The poet who said April is the cruelest month obviously didn’t know about our May.
- As the month began, that unpronounceable Icelandic volcano kept spewing out tons of black smoke, soot, grit, acidic gases, and all manner of obnoxious things. Airports in Spain, Italy, and Portugal had to close again.
- The Greek economy threatened to stumble into a black hole that promised to suck the rest of Europe in with it, until the European Union came to the rescue with a (gasp!) bailout.
- The stock market plummeted 1,000 points in 15 minutes on May 6 before bouncing back up 600 like a kangaroo on a pogo stick. And the thing is, nobody yet knows why it plunged or rebounded. The first thought was that maybe a trader hit the wrong button on his computer.
- That out-of-control well in the Gulf of Mexico continued to gush oil into the water as BP workers struggled, unsuccessfully, to get it under control. Conservatives, most of whom opposed the regulation of offshore drilling that might have averted the spill, have started calling it “Obama’s Katrina.” (For all I know, they’re blaming him for the volcano too.)
In other words, this is shaping up to be a really, really ugly month. Seldom has so much stupidity, past and present, been on display simultaneously.
And the thing that disturbed me most about all of it is this: A guy hit the wrong button on his computer? What are you, kidding me? Please don’t tell me that some clown at the New York Stock Exchange can do away with half of my net worth in 15 minutes because he hits the wrong button.
As it turns out, that’s not what they’re telling me. After investigating the matter over the weekend officials now think it was a systemic glitch, which, under certain circumstances, can torpedo the market.
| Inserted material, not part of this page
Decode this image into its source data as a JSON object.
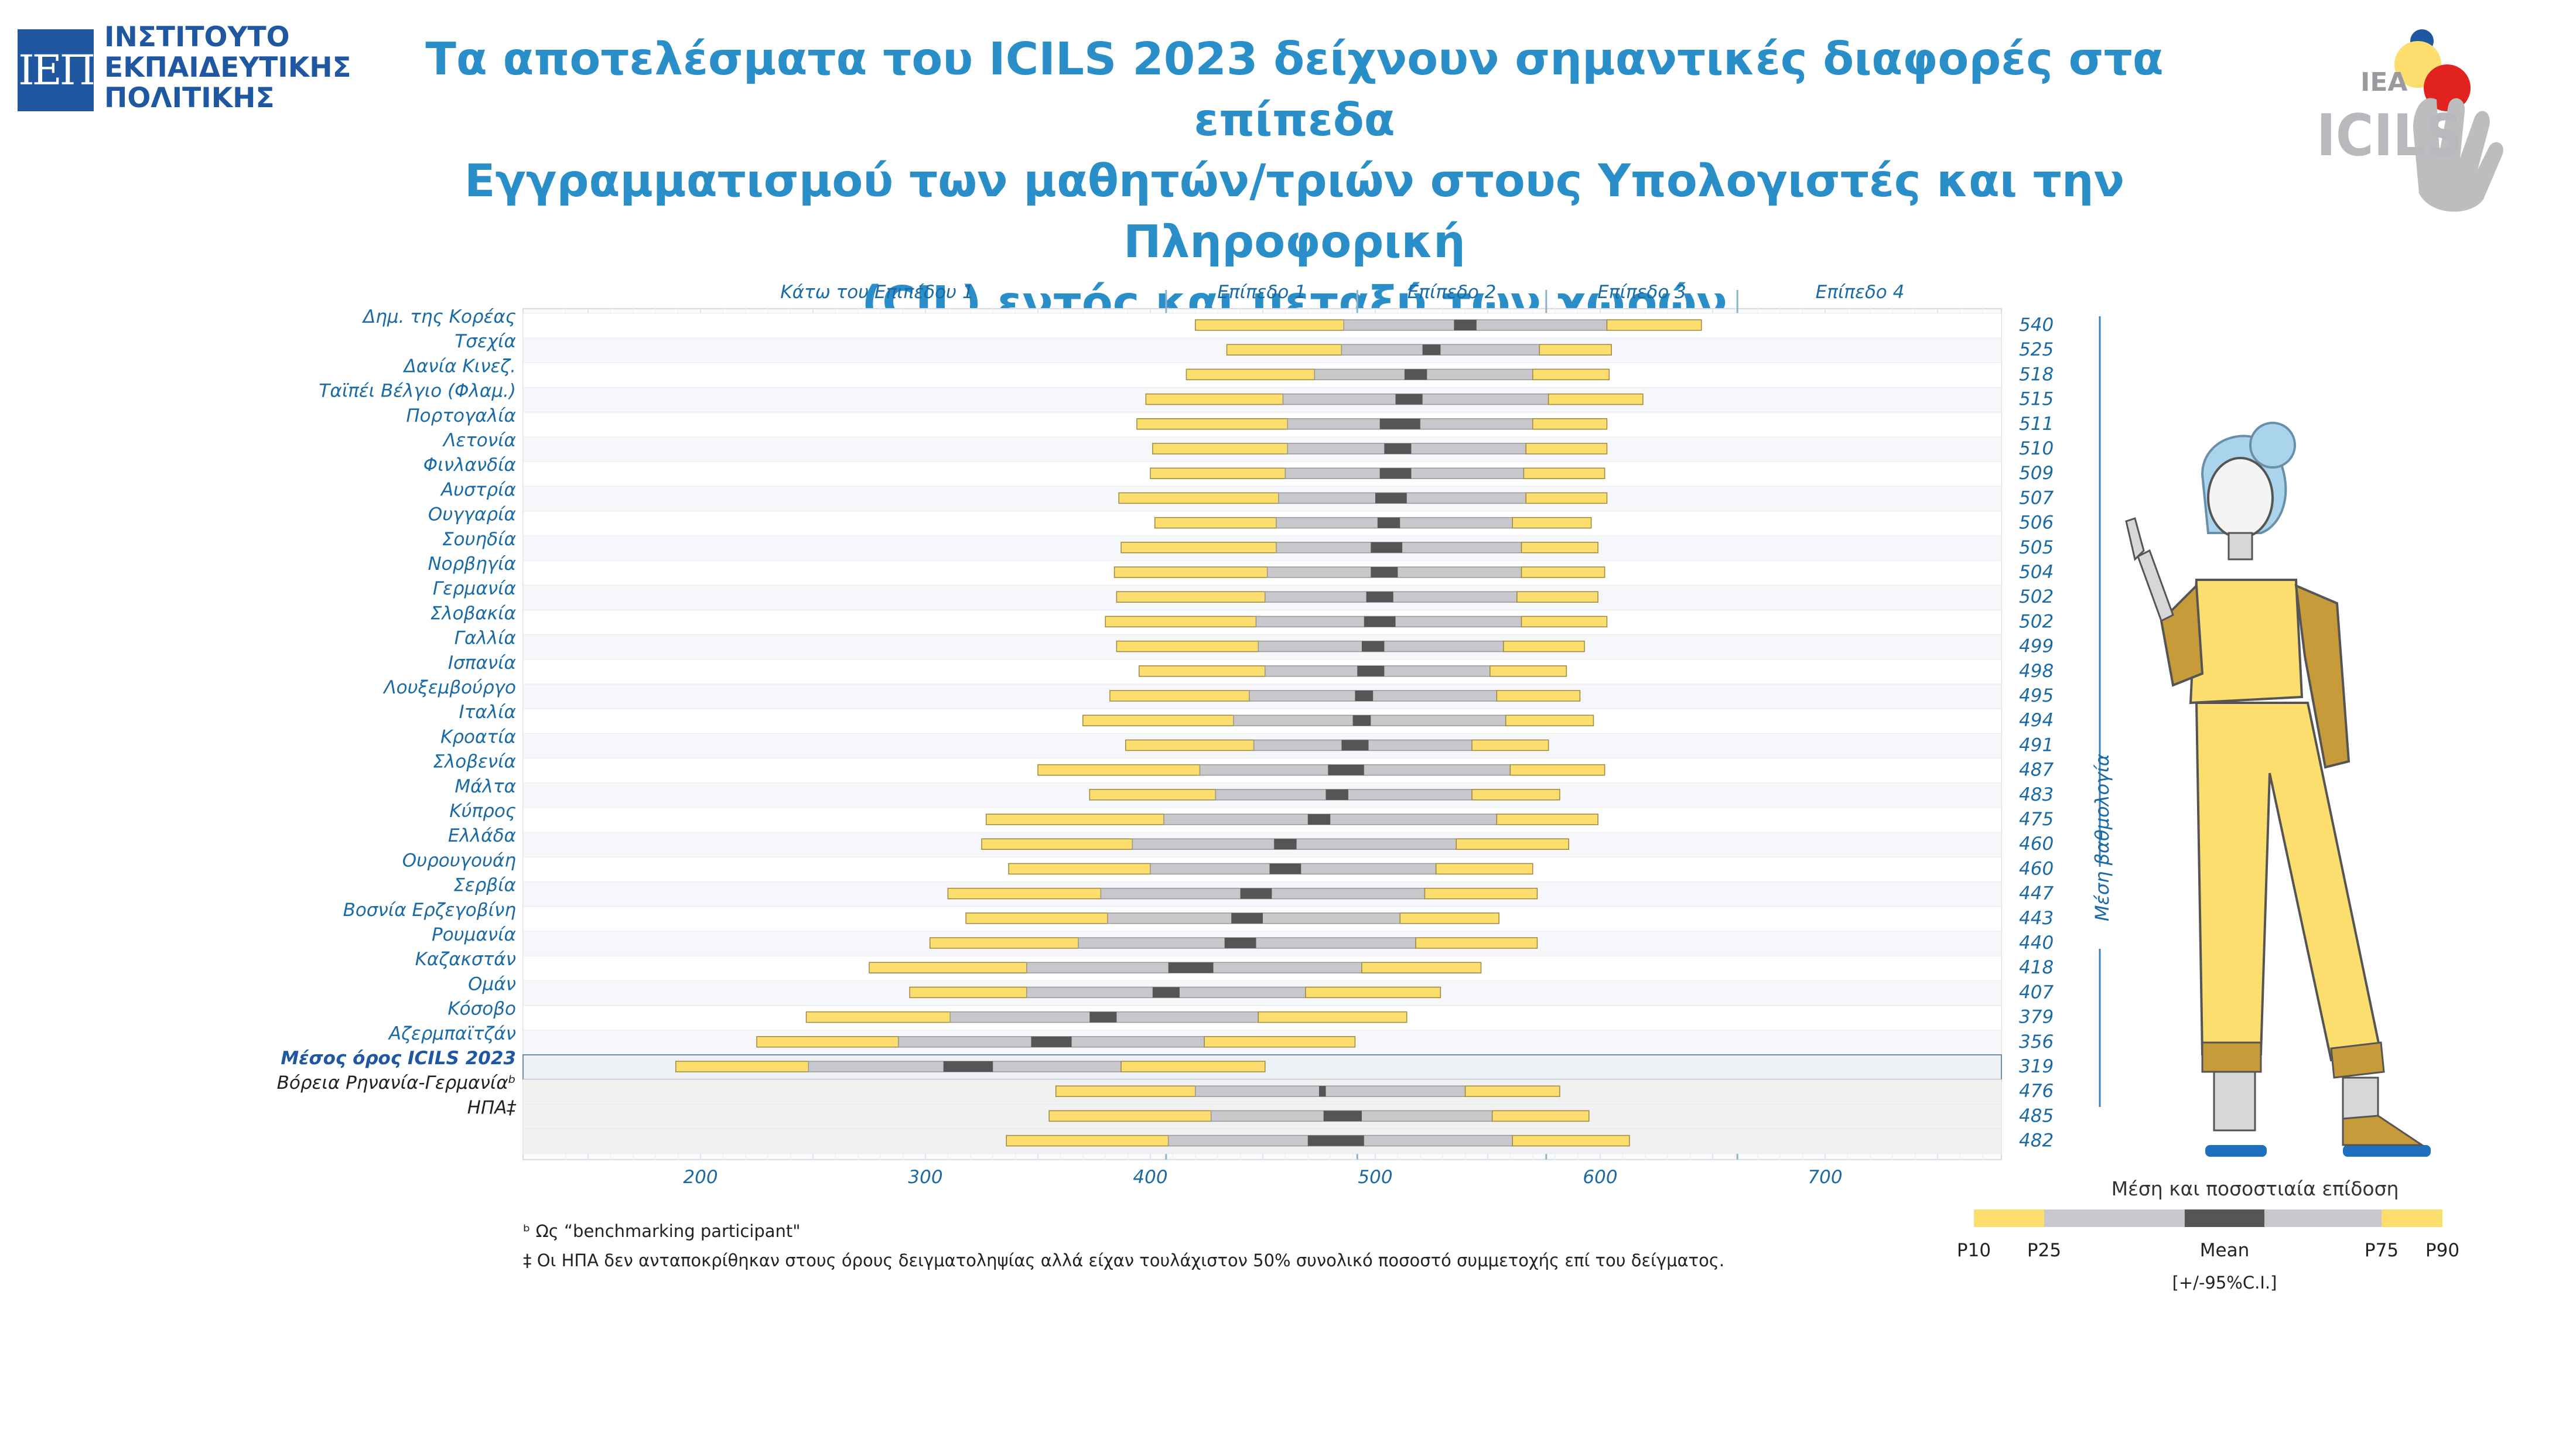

But they’re going to fix it, probably. Great. Do you ever get the feeling that we’re shooting craps with the other guys’ dice and the dice don’t have spots on them?
The second most troubling thing about the events was Greece. It’s bad enough having to bail out a country that has lived beyond its means for decades; the real question is, why would you lend money to Greece in the first place?
Have you ever been to Greece? People there can’t even stand in line, let alone pay their bills. The national sport is not paying your taxes. People don’t even consider it cheating. The second-most popular sport is bribery. Nothing happens in Greece without someone getting greased.
Lending money to Greece is like giving it to the Bernie Madoff Defense Fund. So why do it? Simple. Europe had no choice.
If Greece’s economy goes under, it might very well take the Euro with it and if the Euro collapses, can Europe be far behind? Think of Europe as mountain climbers tied together on one rope as they climb. Greece is the fat guy in the middle who is having a heart attack. If he falls, they all fall. It’s not their fault that the guy is fat, but they have to save him or die.
Paradoxically, it could well be that the voters in the United States are so enraged by the bailouts here that they will react by throwing out of power the people who are trying to rescue them and replace them with the guys who caused the problem in the first place.
As I said, despite the roses and the peonies, this is an ugly month. It would be, even without the oil or volcano.